Heavy-Handed Probation and Parole in Pennsylvania Prevents People from Moving Forward

March 20, 2026

Bucks County Beacon: Andre Carroll started representing Philadelphia’s 201st district in the Pennsylvania General Assembly on September 20, 2024, following a special election to fill a seat vacated by state Rep. Stephen Kinsey. In the 18 months since he took office, the 35-year-old Democratic state lawmaker has wasted no time proposing changes he believes would have made a difference in his own life and in the lives of his fellow Pennsylvanians.

Carroll maintains that electing people with lived experience in poverty, the criminal justice system and public education is important to assuring that the commonwealth makes wise choices and favorably impacts the lives of everyday people.

A primary focus for Carroll is the Department of Corrections.

‘Recognizing that a person like myself, who had experience, who had trauma as a kid, having my father be incarcerated the first 20 years of my life. I’ve always felt compelled and interested in how we reform the criminal justice system.’….

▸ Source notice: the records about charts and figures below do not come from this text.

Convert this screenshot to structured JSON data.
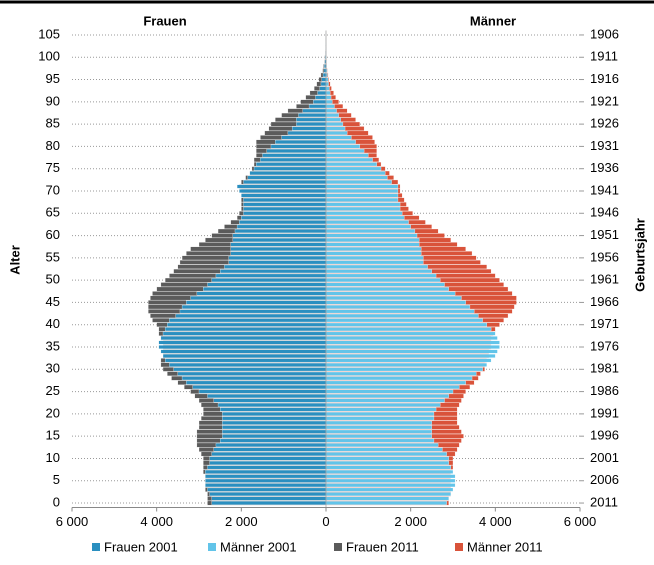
{
  "chart_data": {
    "type": "bar",
    "orientation": "horizontal",
    "left_label": "Frauen",
    "right_label": "Männer",
    "ylabel": "Alter",
    "y2label": "Geburtsjahr",
    "xlim": [
      -6000,
      6000
    ],
    "xticks": [
      {
        "value": -6000,
        "label": "6 000"
      },
      {
        "value": -4000,
        "label": "4 000"
      },
      {
        "value": -2000,
        "label": "2 000"
      },
      0,
      {
        "value": 2000,
        "label": "2 000"
      },
      {
        "value": 4000,
        "label": "4 000"
      },
      {
        "value": 6000,
        "label": "6 000"
      }
    ],
    "ylim": [
      -1,
      106
    ],
    "yticks": [
      0,
      5,
      10,
      15,
      20,
      25,
      30,
      35,
      40,
      45,
      50,
      55,
      60,
      65,
      70,
      75,
      80,
      85,
      90,
      95,
      100,
      105
    ],
    "y2lim": [
      -1,
      106
    ],
    "y2ticks": [
      {
        "value": 0,
        "label": "2011"
      },
      {
        "value": 5,
        "label": "2006"
      },
      {
        "value": 10,
        "label": "2001"
      },
      {
        "value": 15,
        "label": "1996"
      },
      {
        "value": 20,
        "label": "1991"
      },
      {
        "value": 25,
        "label": "1986"
      },
      {
        "value": 30,
        "label": "1981"
      },
      {
        "value": 35,
        "label": "1976"
      },
      {
        "value": 40,
        "label": "1971"
      },
      {
        "value": 45,
        "label": "1966"
      },
      {
        "value": 50,
        "label": "1961"
      },
      {
        "value": 55,
        "label": "1956"
      },
      {
        "value": 60,
        "label": "1951"
      },
      {
        "value": 65,
        "label": "1946"
      },
      {
        "value": 70,
        "label": "1941"
      },
      {
        "value": 75,
        "label": "1936"
      },
      {
        "value": 80,
        "label": "1931"
      },
      {
        "value": 85,
        "label": "1926"
      },
      {
        "value": 90,
        "label": "1921"
      },
      {
        "value": 95,
        "label": "1916"
      },
      {
        "value": 100,
        "label": "1911"
      },
      {
        "value": 105,
        "label": "1906"
      }
    ],
    "grid": true,
    "legend": "bottom",
    "y": [
      0,
      1,
      2,
      3,
      4,
      5,
      6,
      7,
      8,
      9,
      10,
      11,
      12,
      13,
      14,
      15,
      16,
      17,
      18,
      19,
      20,
      21,
      22,
      23,
      24,
      25,
      26,
      27,
      28,
      29,
      30,
      31,
      32,
      33,
      34,
      35,
      36,
      37,
      38,
      39,
      40,
      41,
      42,
      43,
      44,
      45,
      46,
      47,
      48,
      49,
      50,
      51,
      52,
      53,
      54,
      55,
      56,
      57,
      58,
      59,
      60,
      61,
      62,
      63,
      64,
      65,
      66,
      67,
      68,
      69,
      70,
      71,
      72,
      73,
      74,
      75,
      76,
      77,
      78,
      79,
      80,
      81,
      82,
      83,
      84,
      85,
      86,
      87,
      88,
      89,
      90,
      91,
      92,
      93,
      94,
      95,
      96,
      97,
      98,
      99,
      100,
      101,
      102,
      103,
      104,
      105
    ],
    "series": [
      {
        "name": "Frauen 2001",
        "color": "#2a8fc0",
        "year": 2001,
        "values": [
          -2700,
          -2700,
          -2750,
          -2800,
          -2850,
          -2850,
          -2850,
          -2850,
          -2800,
          -2750,
          -2750,
          -2700,
          -2650,
          -2600,
          -2500,
          -2450,
          -2450,
          -2450,
          -2450,
          -2450,
          -2450,
          -2500,
          -2550,
          -2650,
          -2800,
          -3000,
          -3150,
          -3300,
          -3400,
          -3500,
          -3600,
          -3700,
          -3800,
          -3850,
          -3900,
          -3950,
          -3950,
          -3900,
          -3850,
          -3800,
          -3750,
          -3700,
          -3550,
          -3450,
          -3400,
          -3300,
          -3200,
          -3050,
          -2900,
          -2800,
          -2700,
          -2600,
          -2500,
          -2400,
          -2300,
          -2300,
          -2250,
          -2250,
          -2250,
          -2200,
          -2200,
          -2150,
          -2100,
          -2050,
          -2000,
          -1950,
          -1950,
          -1950,
          -1950,
          -2000,
          -2050,
          -2100,
          -1950,
          -1850,
          -1800,
          -1700,
          -1650,
          -1550,
          -1500,
          -1400,
          -1300,
          -1200,
          -1050,
          -900,
          -800,
          -700,
          -700,
          -650,
          -550,
          -400,
          -300,
          -250,
          -200,
          -150,
          -120,
          -100,
          -70,
          -50,
          -40,
          -30,
          -20,
          -10,
          -5,
          -5,
          -3,
          -2
        ]
      },
      {
        "name": "Männer 2001",
        "color": "#62c4e9",
        "year": 2001,
        "values": [
          2850,
          2900,
          2950,
          3000,
          3050,
          3050,
          3050,
          3000,
          2950,
          2900,
          2900,
          2850,
          2750,
          2650,
          2550,
          2500,
          2500,
          2500,
          2500,
          2550,
          2550,
          2600,
          2700,
          2800,
          2900,
          3000,
          3150,
          3300,
          3450,
          3550,
          3700,
          3800,
          3900,
          4000,
          4050,
          4100,
          4100,
          4050,
          4000,
          3900,
          3800,
          3700,
          3600,
          3500,
          3400,
          3300,
          3200,
          3050,
          2900,
          2800,
          2700,
          2600,
          2500,
          2400,
          2300,
          2300,
          2250,
          2250,
          2200,
          2200,
          2150,
          2100,
          2000,
          1950,
          1850,
          1800,
          1750,
          1750,
          1700,
          1700,
          1700,
          1700,
          1550,
          1450,
          1400,
          1300,
          1200,
          1100,
          1000,
          900,
          800,
          700,
          600,
          500,
          450,
          400,
          350,
          300,
          250,
          200,
          150,
          120,
          100,
          80,
          60,
          50,
          35,
          25,
          15,
          10,
          8,
          5,
          3,
          2,
          1,
          1
        ]
      },
      {
        "name": "Frauen 2011",
        "color": "#5b5b5b",
        "year": 2011,
        "values": [
          -2800,
          -2800,
          -2800,
          -2850,
          -2850,
          -2850,
          -2850,
          -2900,
          -2900,
          -2900,
          -2900,
          -2950,
          -3000,
          -3050,
          -3050,
          -3050,
          -3050,
          -3000,
          -3000,
          -2950,
          -2900,
          -2900,
          -2950,
          -3000,
          -3100,
          -3200,
          -3350,
          -3500,
          -3650,
          -3750,
          -3850,
          -3900,
          -3900,
          -3850,
          -3850,
          -3850,
          -3850,
          -3900,
          -3950,
          -3950,
          -4000,
          -4100,
          -4150,
          -4200,
          -4200,
          -4200,
          -4150,
          -4100,
          -4000,
          -3900,
          -3800,
          -3700,
          -3600,
          -3500,
          -3450,
          -3400,
          -3300,
          -3200,
          -3000,
          -2850,
          -2700,
          -2550,
          -2400,
          -2250,
          -2100,
          -2050,
          -2000,
          -2000,
          -2000,
          -2000,
          -2000,
          -2050,
          -2000,
          -1900,
          -1800,
          -1750,
          -1700,
          -1700,
          -1650,
          -1650,
          -1650,
          -1650,
          -1550,
          -1450,
          -1350,
          -1300,
          -1200,
          -1050,
          -900,
          -700,
          -600,
          -480,
          -380,
          -280,
          -220,
          -170,
          -120,
          -80,
          -60,
          -40,
          -30,
          -15,
          -10,
          -5,
          -3,
          -2
        ]
      },
      {
        "name": "Männer 2011",
        "color": "#d9533a",
        "year": 2011,
        "values": [
          2900,
          2900,
          2950,
          2950,
          2950,
          2950,
          2950,
          2950,
          3000,
          3000,
          3000,
          3050,
          3100,
          3150,
          3200,
          3250,
          3200,
          3150,
          3100,
          3100,
          3100,
          3100,
          3150,
          3200,
          3250,
          3300,
          3400,
          3500,
          3600,
          3650,
          3750,
          3750,
          3800,
          3850,
          3850,
          3900,
          3900,
          3900,
          3950,
          4000,
          4100,
          4200,
          4300,
          4400,
          4450,
          4500,
          4500,
          4400,
          4300,
          4200,
          4100,
          4000,
          3900,
          3800,
          3650,
          3550,
          3450,
          3300,
          3100,
          2950,
          2800,
          2650,
          2500,
          2350,
          2200,
          2050,
          1950,
          1900,
          1850,
          1800,
          1750,
          1750,
          1700,
          1600,
          1500,
          1400,
          1300,
          1250,
          1200,
          1200,
          1200,
          1150,
          1100,
          1000,
          900,
          800,
          700,
          600,
          500,
          400,
          300,
          230,
          180,
          130,
          100,
          70,
          50,
          35,
          20,
          15,
          10,
          5,
          3,
          2,
          1,
          1
        ]
      }
    ]
  }
}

Saleem Holbrook, faculty member at U. Penn Law School and Executive Director of the Abolitionist Law Center, still has to ask permission to go to Geneva for human rights conferences. And if Carroll and his dozens of co-sponsors don’t succeed in changing the state parole system – he’ll be asking permission for the rest of his life. Only a handful of states – Pennsylvania is one of them – sentence people to parole for the rest of their lives.”